Action Type Example Reversibility
Read-only queries Database reads N/A (no harm)
Reversible writes Draft email saved Undo
Sent communications Email sent Cannot undo, can follow up
Financial transactions Payment made May be reversible
Data deletion Records deleted Restore from backup
External API calls Third-party action triggered Depends on API

Containment

  1. Undo reversible actions
  2. For irreversible actions, assess damage and notify affected parties
  3. Preserve full trajectory log for investigation
  4. Disable agent until investigation complete

Investigation

  1. Review full trajectory — planning, actions, reasoning
  2. Identify where agent deviated from expected behaviour
  3. Was scope enforcement working? Did agent exceed boundaries?
  4. Was this goal hijacking (prompt injection) or emergent behaviour?
  5. Were circuit breakers triggered? If not, why not?

Recovery

  1. Tighten scope definitions
  2. Add circuit breaker for this action type
  3. Require approval checkpoint before this action
  4. Update Judge to detect this trajectory pattern

9. Knowledge Base Poisoning

Indicators

  • AI outputs contain unexpected content
  • RAG returning content that shouldn't exist
  • Knowledge base audit reveals unauthorised content
  • AI behaviour changed without prompt changes

Immediate Actions

  1. Identify the poisoned content — What was added/modified?
  2. Quarantine — Remove or isolate affected content
  3. Assess exposure — How many interactions used poisoned content?

Investigation

  1. How was content modified? (Authorised user?

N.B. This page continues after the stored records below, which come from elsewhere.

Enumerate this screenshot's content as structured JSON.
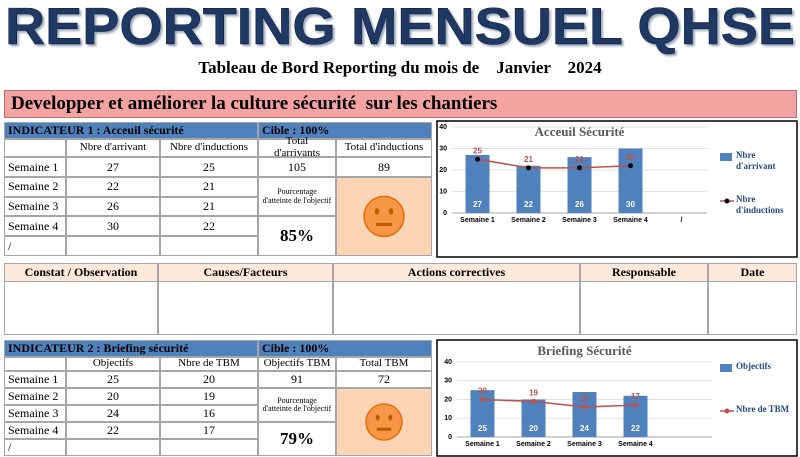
{
  "header": {
    "title": "REPORTING MENSUEL QHSE"
  },
  "subtitle": {
    "text": "Tableau de Bord Reporting du mois de",
    "month": "Janvier",
    "year": "2024"
  },
  "banner": "Developper et améliorer la culture sécurité  sur les chantiers",
  "indicator1": {
    "title": "INDICATEUR 1 :  Acceuil sécurité",
    "target": "Cible : 100%",
    "headers": [
      "Nbre d'arrivant",
      "Nbre d'inductions",
      "Total d'arrivants",
      "Total d'inductions"
    ],
    "rows": [
      [
        "Semaine 1",
        27,
        25
      ],
      [
        "Semaine 2",
        22,
        21
      ],
      [
        "Semaine 3",
        26,
        21
      ],
      [
        "Semaine 4",
        30,
        22
      ],
      [
        "/"
      ]
    ],
    "totals": [
      105,
      89
    ],
    "percentage_label": "Pourcentage d'atteinte de l'objectif",
    "percentage": "85%",
    "chart": {
      "type": "bar",
      "title": "Acceuil Sécurité",
      "categories": [
        "Semaine 1",
        "Semaine 2",
        "Semaine 3",
        "Semaine 4",
        "/"
      ],
      "series": [
        {
          "name": "Nbre d'arrivant",
          "type": "bar",
          "color": "#4f81bd",
          "values": [
            27,
            22,
            26,
            30,
            null
          ]
        },
        {
          "name": "Nbre d'inductions",
          "type": "line",
          "color": "#c0504d",
          "marker_color": "#000000",
          "values": [
            25,
            21,
            21,
            22,
            null
          ]
        }
      ],
      "ylim": [
        0,
        40
      ],
      "yticks": [
        0,
        10,
        20,
        30,
        40
      ],
      "grid": true,
      "legend": "right"
    }
  },
  "observation_table": {
    "headers": [
      "Constat / Observation",
      "Causes/Facteurs",
      "Actions correctives",
      "Responsable",
      "Date"
    ]
  },
  "indicator2": {
    "title": "INDICATEUR 2 :  Briefing sécurité",
    "target": "Cible : 100%",
    "headers": [
      "Objectifs",
      "Nbre de TBM",
      "Objectifs TBM",
      "Total TBM"
    ],
    "rows": [
      [
        "Semaine 1",
        25,
        20
      ],
      [
        "Semaine 2",
        20,
        19
      ],
      [
        "Semaine 3",
        24,
        16
      ],
      [
        "Semaine 4",
        22,
        17
      ],
      [
        "/"
      ]
    ],
    "totals": [
      91,
      72
    ],
    "percentage_label": "Pourcentage d'atteinte de l'objectif",
    "percentage": "79%",
    "chart": {
      "type": "bar",
      "title": "Briefing Sécurité",
      "categories": [
        "Semaine 1",
        "Semaine 2",
        "Semaine 3",
        "Semaine 4",
        null
      ],
      "series": [
        {
          "name": "Objectifs",
          "type": "bar",
          "color": "#4f81bd",
          "values": [
            25,
            20,
            24,
            22,
            null
          ]
        },
        {
          "name": "Nbre de TBM",
          "type": "line",
          "color": "#c0504d",
          "marker_color": "#c0504d",
          "values": [
            20,
            19,
            16,
            17,
            null
          ]
        }
      ],
      "ylim": [
        0,
        40
      ],
      "yticks": [
        0,
        10,
        20,
        30,
        40
      ],
      "grid": true,
      "legend": "right"
    }
  }
}
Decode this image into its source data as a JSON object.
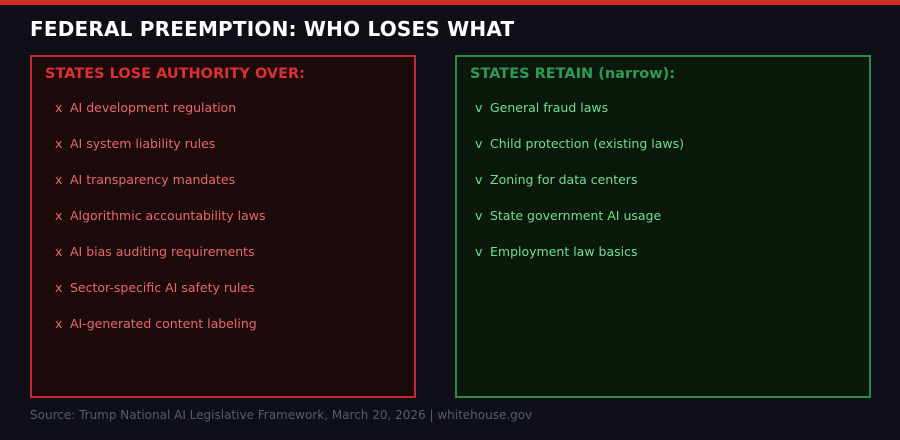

Compromised account? Data pipeline?)
  2. When was content modified?
  3. What was the intent? (Injection attack? Misinformation? Vandalism?)
  4. Full audit of knowledge base for other modifications

Recovery

  1. Restore from known-good backup
  2. Implement content integrity validation (checksums, signatures)
  3. Review access controls on knowledge base
  4. Add anomaly detection on content changes

10. Silent Quality Degradation

Indicators

  • Gradual decline in user satisfaction scores
  • Increasing escalation rates
  • Baseline comparison showing drift
  • Judge finding rates increasing
  • HITL reviewers reporting quality issues

Immediate Actions

  1. Verify degradation — Compare current performance to baseline
  2. Identify scope — All outputs or specific categories?
  3. Determine cause — Model change? Data change? Guardrail change?

Common Causes

Cause Detection Mitigation
Provider model update Check model version Pin version, evaluate new version
RAG data staleness Check data freshness Refresh data, fix pipeline
Guardrail over-filtering Check false positive rate Tune guardrails
Prompt drift Review prompt changes Revert or fix prompts
Concept drift Compare input distributions Retrain/update as needed

Recovery

  1. If model version changed, evaluate rolling back
  2. If data staleness, refresh and validate
  3. If guardrail issue, tune and test
  4. Implement more aggressive baseline monitoring

Incident Report Template

INCIDENT REPORT

Incident ID: [YYYYMMDD-###]
Date/Time Detected: 
Date/Time Resolved:
Severity: [Critical/High/Medium/Low]
System Affected:
Risk Tier of System:

SUMMARY
[One paragraph description]

TIMELINE
[Chronological events]

ROOT CAUSE
[What caused the incident]

IMPACT
- Users affected:
- Data affected:
- Business impact:
- Regulatory implications:

RESPONSE ACTIONS
[What was done]

REMEDIATION
[What will prevent recurrence]

LESSONS LEARNED
[What we learned]

FOLLOW-UP ACTIONS
| Action | Owner | Due Date | Status |
|--------|-------|----------|--------|
| | | | |

AI Runtime Behaviour Security, 2026 (Jonathan Gill).